Чарльза на месте не оказалось, он ушел с визитом к какому-то больному. Я попросил передать ему, что он мне срочно нужен. Затем вышел и взял такси. Мимо, в морозном свете утра пронеслись пустынный парк, Эгзибишн-роуд, огни витрин у Саут-Кенсингтон Стейшн. Дважды меня чуть не вырвало от запаха кожи в машине. Моя боль, казалось, отодвинулась куда-то далеко; однако смутно, глухо я ощущал, что горе и раскаяние грызут меня, вызывая чувство невозвратимой утраты, переворачивая все внутри. И в то же время я испытывал эгоистичный и совершенно подлый страх. Я боялся, что ее самоубийство повредит мне; я старался не думать о том, как именно оно может повредить, но суеверный страх, смешанный с угрызениями совести, не оставлял меня ни на минуту. Это был острый, рассудочный и эгоистичный страх.
В прихожей меня встретила миссис Уилсон. У нее были красные глаза, она мяла в руках платок и попеременно прикладывала его то к одному, то к другому глазу. Но в поведении ее чувствовалось жадное любопытство человека, столкнувшегося с чужим несчастьем.
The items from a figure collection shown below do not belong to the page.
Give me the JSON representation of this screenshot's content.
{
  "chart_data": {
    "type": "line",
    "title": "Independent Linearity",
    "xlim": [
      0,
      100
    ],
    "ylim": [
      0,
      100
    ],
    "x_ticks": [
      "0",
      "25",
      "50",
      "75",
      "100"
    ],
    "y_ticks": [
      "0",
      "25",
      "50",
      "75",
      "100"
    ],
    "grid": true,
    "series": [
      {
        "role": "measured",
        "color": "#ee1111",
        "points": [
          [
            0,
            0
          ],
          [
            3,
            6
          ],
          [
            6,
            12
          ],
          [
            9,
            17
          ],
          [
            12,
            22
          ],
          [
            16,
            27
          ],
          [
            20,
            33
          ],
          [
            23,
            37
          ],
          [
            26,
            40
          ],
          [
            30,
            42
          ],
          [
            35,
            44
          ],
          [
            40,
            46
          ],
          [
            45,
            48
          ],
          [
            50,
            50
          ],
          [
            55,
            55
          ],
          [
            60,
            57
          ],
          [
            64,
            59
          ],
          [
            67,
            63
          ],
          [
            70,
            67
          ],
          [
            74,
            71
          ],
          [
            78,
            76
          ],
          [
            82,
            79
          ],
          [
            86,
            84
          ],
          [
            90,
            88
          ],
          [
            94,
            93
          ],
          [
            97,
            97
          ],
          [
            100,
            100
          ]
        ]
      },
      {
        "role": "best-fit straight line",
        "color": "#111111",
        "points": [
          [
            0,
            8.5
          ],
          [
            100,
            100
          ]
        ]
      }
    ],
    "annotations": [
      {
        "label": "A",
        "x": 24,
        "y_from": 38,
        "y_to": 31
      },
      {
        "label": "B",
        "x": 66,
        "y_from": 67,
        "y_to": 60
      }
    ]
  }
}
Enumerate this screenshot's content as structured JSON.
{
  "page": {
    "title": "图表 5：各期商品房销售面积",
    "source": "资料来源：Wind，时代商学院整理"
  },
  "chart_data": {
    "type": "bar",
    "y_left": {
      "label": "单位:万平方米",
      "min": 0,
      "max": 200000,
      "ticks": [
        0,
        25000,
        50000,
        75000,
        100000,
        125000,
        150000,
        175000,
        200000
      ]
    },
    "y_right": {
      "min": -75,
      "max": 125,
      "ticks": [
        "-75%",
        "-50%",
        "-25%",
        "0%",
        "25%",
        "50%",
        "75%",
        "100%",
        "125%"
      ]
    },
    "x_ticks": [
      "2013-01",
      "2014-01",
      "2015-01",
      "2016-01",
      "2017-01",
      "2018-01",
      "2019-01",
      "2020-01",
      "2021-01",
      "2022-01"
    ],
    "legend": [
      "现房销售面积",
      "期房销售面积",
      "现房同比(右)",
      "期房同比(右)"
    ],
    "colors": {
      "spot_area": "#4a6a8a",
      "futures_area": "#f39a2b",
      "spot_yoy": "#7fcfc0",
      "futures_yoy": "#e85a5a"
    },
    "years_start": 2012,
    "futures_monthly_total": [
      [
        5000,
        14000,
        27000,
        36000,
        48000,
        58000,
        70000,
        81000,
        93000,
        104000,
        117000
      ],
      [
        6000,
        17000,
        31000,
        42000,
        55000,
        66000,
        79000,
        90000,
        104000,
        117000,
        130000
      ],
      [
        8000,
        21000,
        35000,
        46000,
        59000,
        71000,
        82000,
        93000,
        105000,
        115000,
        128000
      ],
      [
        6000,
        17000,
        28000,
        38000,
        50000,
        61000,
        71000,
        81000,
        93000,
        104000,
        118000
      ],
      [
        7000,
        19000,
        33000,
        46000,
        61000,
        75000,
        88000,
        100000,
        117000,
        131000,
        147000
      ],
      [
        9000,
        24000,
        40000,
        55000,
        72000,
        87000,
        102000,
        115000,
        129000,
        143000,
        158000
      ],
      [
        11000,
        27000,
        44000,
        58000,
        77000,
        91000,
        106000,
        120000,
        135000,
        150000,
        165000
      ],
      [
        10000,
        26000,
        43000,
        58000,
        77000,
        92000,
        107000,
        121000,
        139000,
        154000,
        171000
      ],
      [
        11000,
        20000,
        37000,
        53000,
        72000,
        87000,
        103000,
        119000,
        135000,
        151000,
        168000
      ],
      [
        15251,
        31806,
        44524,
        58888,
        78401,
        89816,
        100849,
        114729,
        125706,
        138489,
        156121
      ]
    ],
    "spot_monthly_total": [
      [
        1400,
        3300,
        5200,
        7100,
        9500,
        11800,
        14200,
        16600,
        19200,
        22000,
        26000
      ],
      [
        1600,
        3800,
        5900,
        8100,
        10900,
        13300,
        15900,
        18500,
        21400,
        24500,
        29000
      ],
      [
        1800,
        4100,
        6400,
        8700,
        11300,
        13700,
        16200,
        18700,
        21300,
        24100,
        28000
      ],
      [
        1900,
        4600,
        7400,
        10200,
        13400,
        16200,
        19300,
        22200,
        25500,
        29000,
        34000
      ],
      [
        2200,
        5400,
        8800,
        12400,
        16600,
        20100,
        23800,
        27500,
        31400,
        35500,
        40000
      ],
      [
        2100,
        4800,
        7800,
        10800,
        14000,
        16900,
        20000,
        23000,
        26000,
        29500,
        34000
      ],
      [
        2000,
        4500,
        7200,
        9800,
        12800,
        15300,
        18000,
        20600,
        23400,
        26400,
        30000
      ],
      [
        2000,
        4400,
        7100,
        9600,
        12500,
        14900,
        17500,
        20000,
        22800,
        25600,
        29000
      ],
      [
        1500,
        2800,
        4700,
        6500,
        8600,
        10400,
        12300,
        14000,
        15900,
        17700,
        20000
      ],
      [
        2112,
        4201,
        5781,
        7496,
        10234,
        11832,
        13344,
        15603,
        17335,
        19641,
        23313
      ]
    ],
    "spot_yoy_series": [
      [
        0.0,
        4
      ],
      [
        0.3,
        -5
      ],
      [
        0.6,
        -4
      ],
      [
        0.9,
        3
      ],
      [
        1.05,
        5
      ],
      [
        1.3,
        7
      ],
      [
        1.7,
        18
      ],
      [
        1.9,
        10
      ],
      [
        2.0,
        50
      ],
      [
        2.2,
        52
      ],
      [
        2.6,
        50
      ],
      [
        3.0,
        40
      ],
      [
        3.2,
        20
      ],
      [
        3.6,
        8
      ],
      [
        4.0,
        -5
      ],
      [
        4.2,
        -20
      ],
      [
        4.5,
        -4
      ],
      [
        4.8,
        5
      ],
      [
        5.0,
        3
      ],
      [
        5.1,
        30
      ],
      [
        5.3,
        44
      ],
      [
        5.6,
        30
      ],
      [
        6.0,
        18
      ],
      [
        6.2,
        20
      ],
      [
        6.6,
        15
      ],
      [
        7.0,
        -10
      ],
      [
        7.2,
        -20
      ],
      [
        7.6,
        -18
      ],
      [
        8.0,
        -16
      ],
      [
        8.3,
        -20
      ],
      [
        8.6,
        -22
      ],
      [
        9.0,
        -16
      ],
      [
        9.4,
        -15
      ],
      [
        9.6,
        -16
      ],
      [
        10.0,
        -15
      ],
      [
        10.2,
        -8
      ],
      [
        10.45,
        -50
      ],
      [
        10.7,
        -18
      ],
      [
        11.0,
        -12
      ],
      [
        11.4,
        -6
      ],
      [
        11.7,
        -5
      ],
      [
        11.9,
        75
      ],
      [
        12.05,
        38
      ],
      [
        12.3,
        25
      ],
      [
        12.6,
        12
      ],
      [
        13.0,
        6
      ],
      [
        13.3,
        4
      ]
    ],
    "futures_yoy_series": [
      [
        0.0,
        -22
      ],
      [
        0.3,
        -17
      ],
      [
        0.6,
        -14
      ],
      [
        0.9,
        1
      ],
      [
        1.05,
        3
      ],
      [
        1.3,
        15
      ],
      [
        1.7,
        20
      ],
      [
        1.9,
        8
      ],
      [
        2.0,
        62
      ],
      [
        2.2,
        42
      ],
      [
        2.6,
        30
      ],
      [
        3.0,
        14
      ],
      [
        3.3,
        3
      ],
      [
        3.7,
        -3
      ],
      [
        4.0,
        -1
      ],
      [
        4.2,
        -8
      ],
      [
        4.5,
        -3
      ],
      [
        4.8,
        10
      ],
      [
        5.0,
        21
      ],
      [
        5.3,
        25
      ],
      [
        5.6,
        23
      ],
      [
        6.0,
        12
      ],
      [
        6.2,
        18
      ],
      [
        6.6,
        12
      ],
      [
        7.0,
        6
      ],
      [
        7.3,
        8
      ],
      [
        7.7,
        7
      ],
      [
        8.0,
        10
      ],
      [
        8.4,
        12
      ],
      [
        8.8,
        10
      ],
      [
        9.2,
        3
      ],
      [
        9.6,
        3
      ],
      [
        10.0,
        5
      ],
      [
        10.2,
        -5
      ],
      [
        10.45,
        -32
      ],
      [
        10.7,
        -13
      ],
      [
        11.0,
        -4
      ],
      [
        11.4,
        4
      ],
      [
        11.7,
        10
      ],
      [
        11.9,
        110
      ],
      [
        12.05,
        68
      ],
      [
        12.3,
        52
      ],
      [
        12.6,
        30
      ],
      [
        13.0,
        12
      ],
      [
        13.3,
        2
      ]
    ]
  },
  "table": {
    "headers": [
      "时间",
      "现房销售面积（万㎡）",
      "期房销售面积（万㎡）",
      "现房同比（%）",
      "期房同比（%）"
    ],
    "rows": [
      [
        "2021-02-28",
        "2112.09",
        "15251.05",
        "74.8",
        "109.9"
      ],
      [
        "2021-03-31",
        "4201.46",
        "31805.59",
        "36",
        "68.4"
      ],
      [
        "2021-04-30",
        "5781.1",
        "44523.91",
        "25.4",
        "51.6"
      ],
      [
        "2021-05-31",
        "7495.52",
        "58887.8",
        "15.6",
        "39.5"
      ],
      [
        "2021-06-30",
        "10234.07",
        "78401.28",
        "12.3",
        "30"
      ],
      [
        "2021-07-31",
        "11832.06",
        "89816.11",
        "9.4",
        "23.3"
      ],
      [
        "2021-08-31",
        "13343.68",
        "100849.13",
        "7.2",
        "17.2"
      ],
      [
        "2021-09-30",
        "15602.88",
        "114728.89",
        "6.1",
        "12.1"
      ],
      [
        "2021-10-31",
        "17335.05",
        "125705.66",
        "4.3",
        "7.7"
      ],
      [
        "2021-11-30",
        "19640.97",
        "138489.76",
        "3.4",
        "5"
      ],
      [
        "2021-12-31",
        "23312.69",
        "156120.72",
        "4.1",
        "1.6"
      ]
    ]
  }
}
– Она не в спальне, мистер Элиот, – прошептала экономка. – Она сделала это в бывшей гостиной.
Случайно или намеренно Шейла выбрала эту комнату?
– Она оставила какие-нибудь письма? – тоже почти шепотом спросил я.
– Я ничего не нашла. Я, конечно, посмотрела вокруг, но не заметила в комнате и клочка бумаги. Я понесла ей чай, мистер Элиот, постучала в дверь спальни, никто не ответил, я вошла, но там никого не было…
Хотя миссис Уилсон хотела идти со мной, я поднялся наверх один. Занавески в бывшей гостиной были задернуты не знаю кем, – быть может, это сделала перед самым моим приходом миссис Уилсон. В комнате царил полумрак, и меня охватил страх, уже знакомый мне: я испытал его в детстве, когда вошел в комнату, где лежал мой умерший дед. Прежде чем взглянуть на Шейлу, я раздвинул занавески; в комнату проник свинцовый свет пасмурного утра. Наконец я заставил себя посмотреть на диван.